Mirzakhodzhayev: Not a single statement or appeal made by my lawyer was accepted or approved by investigators or judges in the case. I can only suggest that they did not want to make any changes in the “scenario” they were given from above for implementation in the case.
The charges invented by the prosecutors, as well as the court verdict, clearly indicate that state agencies have been used to intimidate ethnic minorities and their media. And what makes it even worse, is that the lack of a clear and solid reaction from the president to this trumped-up case, and the pretrial naming of the conflict instigators by the parliament in June of this year, influenced the verdict in our case.
CPJ: Do you plan to appeal the verdict? Do you believe justice will be served in your case?
Mirzakhodzhayev: Yes, I will use all the rights and opportunities granted to me by the Kyrgyz constitution, by the international acts and agreements that the Kyrgyz government has signed, to prove my innocence.
CPJ: What is the state of the Uzbek-language media in Kyrgyzstan? Are news reports in Uzbek available in the south of Kyrgyzstan, in the areas dominated by the Uzbek minority?
Mirzakhodzhayev: How can one discuss the state of the Uzbek-language media in Kyrgyzstan when it was virtually destroyed, and what’s left of it now is a state-run publication in Uzbek, with a print run of 1,000 copies? There is no media to discuss. News reports in Uzbek are available only from the broadcasts from Uzbekistan, but that’s another country, another ideology.

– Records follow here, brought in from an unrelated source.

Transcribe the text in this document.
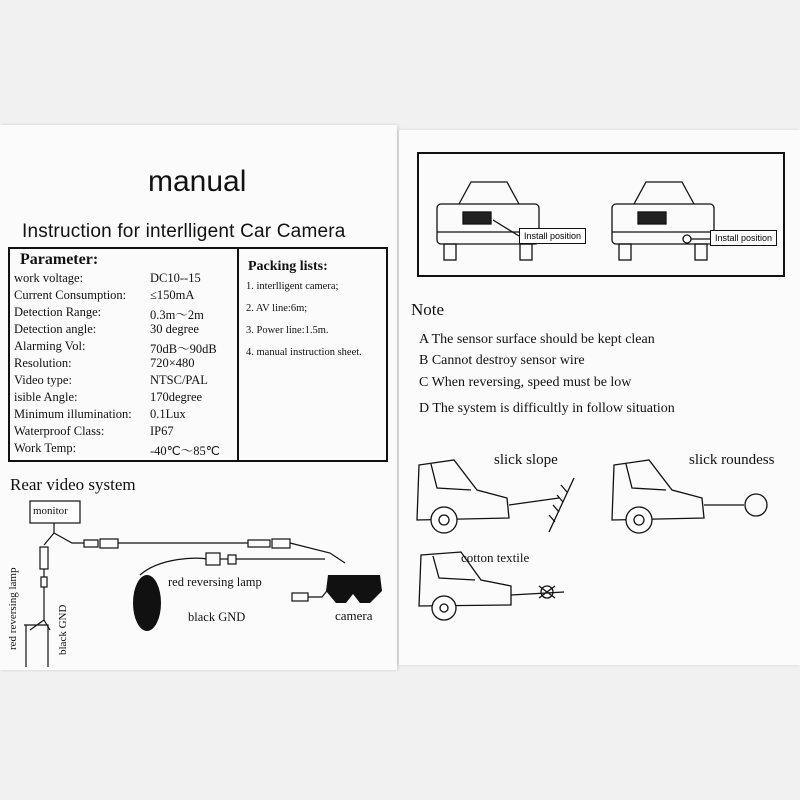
manual
Instruction for interlligent Car Camera
Parameter:
work voltage:	DC10--15
Current Consumption: ≤150mA
Detection Range:	0.3m～2m
Detection angle:	30 degree
Alarming Vol:	70dB～90dB
Resolution:	720×480
Video type:	NTSC/PAL
isible Angle:	170degree
Minimum illumination: 0.1Lux
Waterproof Class:	IP67
Work Temp:	-40℃～85℃
Packing lists:
1. interlligent camera;
2. AV line:6m;
3. Power line:1.5m.
4. manual instruction sheet.
Rear video system
monitor
red reversing lamp	black GND
red reversing lamp
black GND	camera
Install position	Install position
Note
A The sensor surface should be kept clean
B Cannot destroy sensor wire
C When reversing, speed must be low
D The system is difficultly in follow situation
slick slope	slick roundess
cotton textile
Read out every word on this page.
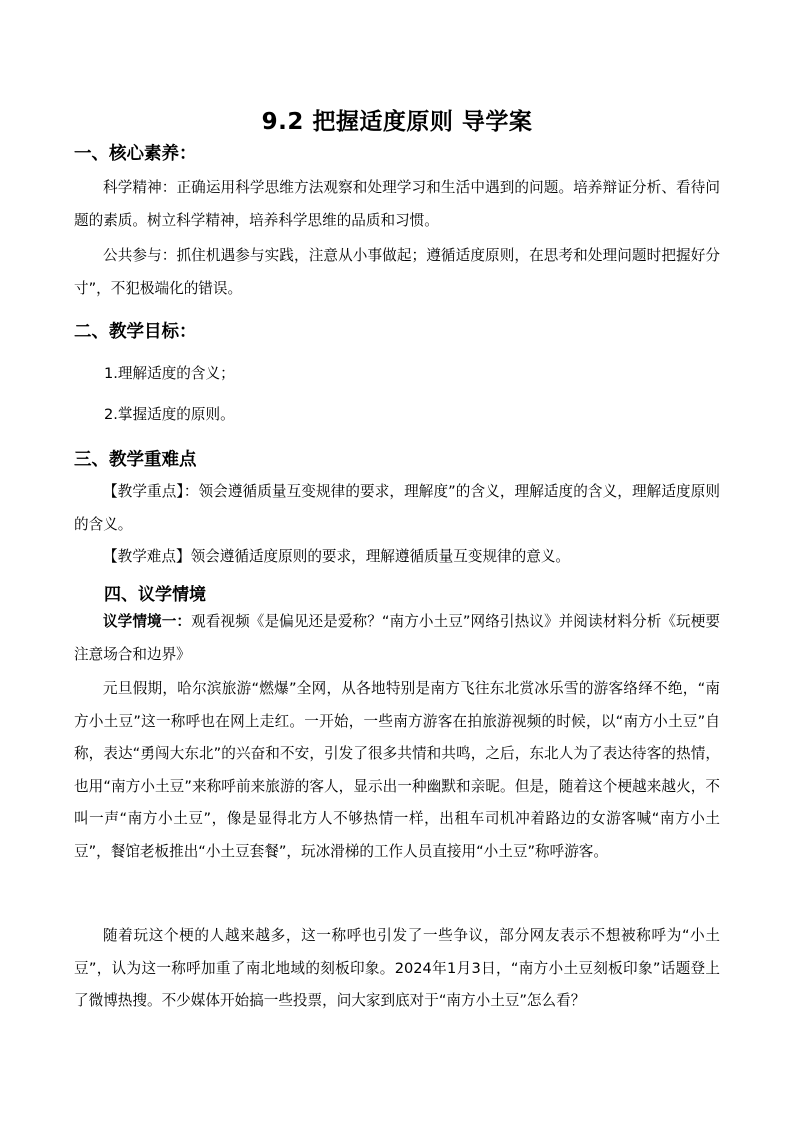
9.2 把握适度原则 导学案
一、核心素养：
科学精神：正确运用科学思维方法观察和处理学习和生活中遇到的问题。培养辩证分析、看待问题的素质。树立科学精神，培养科学思维的品质和习惯。
公共参与：抓住机遇参与实践，注意从小事做起；遵循适度原则，在思考和处理问题时把握好分寸”，不犯极端化的错误。
二、教学目标：
1.理解适度的含义；
2.掌握适度的原则。
三、教学重难点
【教学重点】：领会遵循质量互变规律的要求，理解度”的含义，理解适度的含义，理解适度原则的含义。
【教学难点】领会遵循适度原则的要求，理解遵循质量互变规律的意义。
四、议学情境
议学情境一：观看视频《是偏见还是爱称？“南方小土豆”网络引热议》并阅读材料分析《玩梗要注意场合和边界》
元旦假期，哈尔滨旅游“燃爆”全网，从各地特别是南方飞往东北赏冰乐雪的游客络绎不绝，“南方小土豆”这一称呼也在网上走红。一开始，一些南方游客在拍旅游视频的时候，以“南方小土豆”自称，表达“勇闯大东北”的兴奋和不安，引发了很多共情和共鸣，之后，东北人为了表达待客的热情，也用“南方小土豆”来称呼前来旅游的客人，显示出一种幽默和亲昵。但是，随着这个梗越来越火，不叫一声“南方小土豆”，像是显得北方人不够热情一样，出租车司机冲着路边的女游客喊“南方小土豆”，餐馆老板推出“小土豆套餐”，玩冰滑梯的工作人员直接用“小土豆”称呼游客。
随着玩这个梗的人越来越多，这一称呼也引发了一些争议，部分网友表示不想被称呼为“小土豆”，认为这一称呼加重了南北地域的刻板印象。2024年1月3日，“南方小土豆刻板印象”话题登上了微博热搜。不少媒体开始搞一些投票，问大家到底对于“南方小土豆”怎么看？
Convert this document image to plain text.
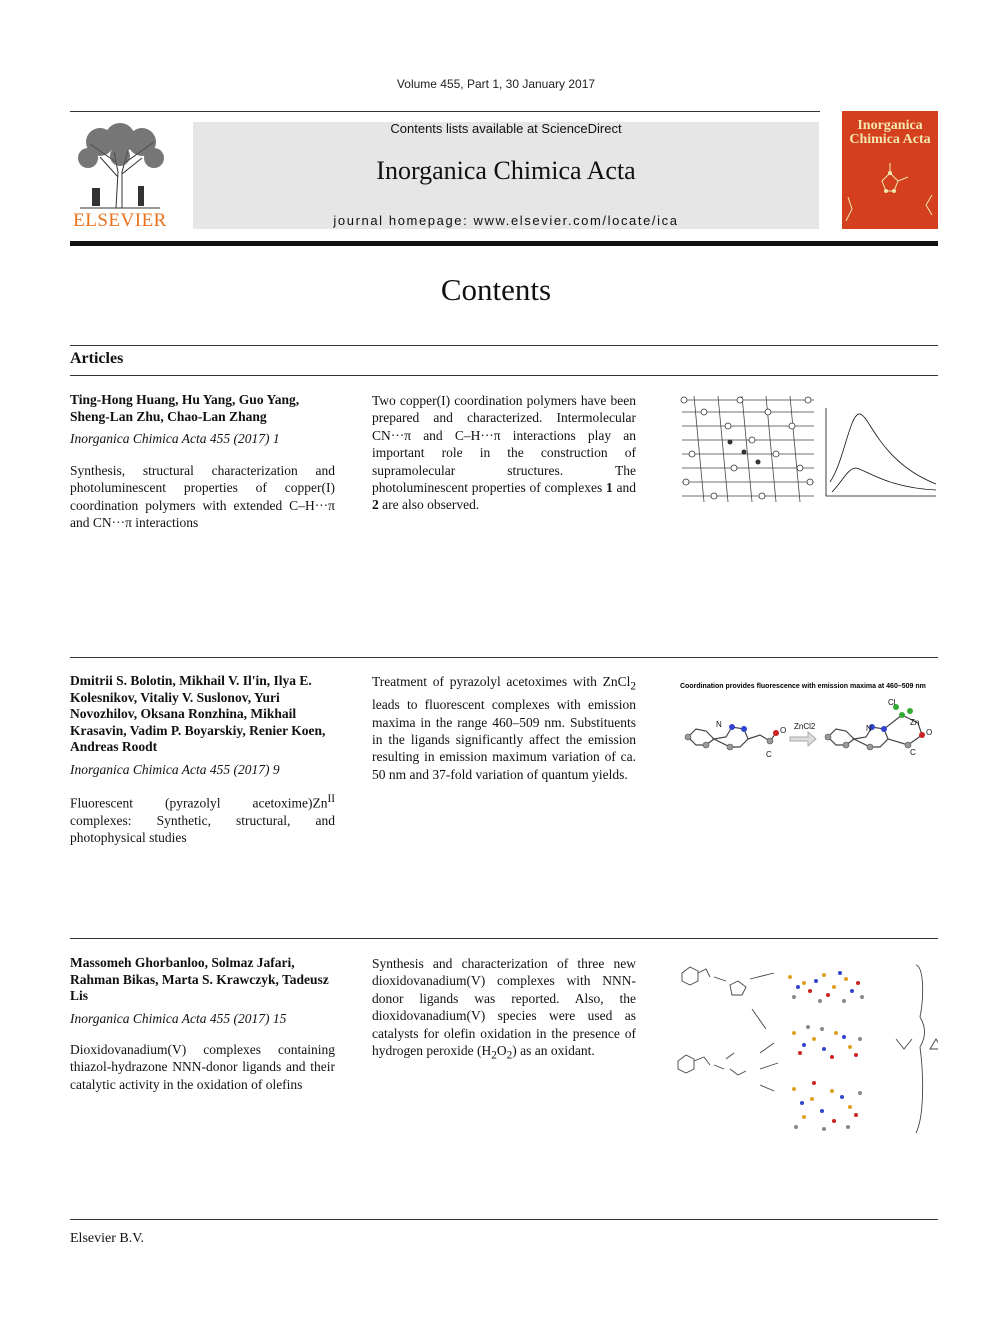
Volume 455, Part 1, 30 January 2017
ELSEVIER
Contents lists available at ScienceDirect
Inorganica Chimica Acta
journal homepage: www.elsevier.com/locate/ica
Inorganica
Chimica Acta
Contents
Articles
Ting-Hong Huang, Hu Yang, Guo Yang, Sheng-Lan Zhu, Chao-Lan Zhang
Inorganica Chimica Acta 455 (2017) 1
Synthesis, structural characterization and photoluminescent properties of copper(I) coordination polymers with extended C–H···π and CN···π interactions
Two copper(I) coordination polymers have been prepared and characterized. Intermolecular CN···π and C–H···π interactions play an important role in the construction of supramolecular structures. The photoluminescent properties of complexes 1 and 2 are also observed.
Dmitrii S. Bolotin, Mikhail V. Il'in, Ilya E. Kolesnikov, Vitaliy V. Suslonov, Yuri Novozhilov, Oksana Ronzhina, Mikhail Krasavin, Vadim P. Boyarskiy, Renier Koen, Andreas Roodt
Inorganica Chimica Acta 455 (2017) 9
Fluorescent (pyrazolyl $acetoxime)Zn^{II}$ complexes: Synthetic, structural, and photophysical studies
Treatment of pyrazolyl acetoximes with ZnCl$_2$ leads to fluorescent complexes with emission maxima in the range 460–509 nm. Substituents in the ligands significantly affect the emission resulting in emission maximum variation of ca. 50 nm and 37-fold variation of quantum yields.
Coordination provides fluorescence with emission maxima at 460–509 nm
N
O
C
ZnCl2
Cl
Zn
N	O
C
Massomeh Ghorbanloo, Solmaz Jafari, Rahman Bikas, Marta S. Krawczyk, Tadeusz Lis
Inorganica Chimica Acta 455 (2017) 15
Dioxidovanadium(V) complexes containing thiazol-hydrazone NNN-donor ligands and their catalytic activity in the oxidation of olefins
Synthesis and characterization of three new dioxidovanadium(V) complexes with NNN-donor ligands was reported. Also, the dioxidovanadium(V) species were used as catalysts for olefin oxidation in the presence of hydrogen peroxide $(H_2O_2)$ as an oxidant.
Elsevier B.V.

Unfortunately in recent years, Kyrgyzstan turned into a very corrupt state, where organized crime–and now radical nationalist groups–gained a lot of influence over elected officials. The same influence expanded on the media–many of Kyrgyzstan’s news outlets lost their independence, became subjected to the whims of such groups, and report accordingly. Intimidation of journalists and media workers by state agencies, and physical attacks and threats against reporters from criminal groups, became a usual thing in the past year. Journalists are scared, and this hardly contributes to press freedom. In these conditions, within a year, Uzbek-language media outlets have been practically wiped out. Since the [summer of 2010] more than five major news outlets were forced to shut down in southern Kyrgyzstan; more than 30 media workers have fled the country; more than 10 became victims of physical assaults. All this is a campaign of terror against free speech.
CPJ: On October 30, a new president, Almaz Atambayev, was elected to office. Would you like to appeal to him? What do you think needs to be done to improve press freedom in Kyrgyzstan?
Mirzakhodzhayev: There’s always hope when a new leader is elected, even though Atambayev is not a newcomer. [Prior to elections, Atambayev served as prime minister under Otunbayeva and Bakiyev.] I hope that in the case of jailed-for-life journalist Azimjon Askarov, in the cases of assaulted and threatened reporters, in our own case, he will be able to make a fair and lawful decision. But he needs help–an open letter, an appeal to the president from famous people from all over the world, from those who are interested in democratic changes to replace nationalism and tragic conflict. There is an urgent need for such action. It will demonstrate that a journalist and a human rights activist are not alone in their fight for truth, that the international community is a powerful force for supporting democracy and human rights in Kyrgyzstan. We need this action to improve press freedom conditions in Kyrgyzstan; to help the independent press recover and start working for the benefit of civil society, and do that without the fear of retaliation.
UPDATED: The spelling of Karybayeva’s name has been corrected in the third paragraph, and the time element for news outlets being shut down has been clarified in the 17th paragraph.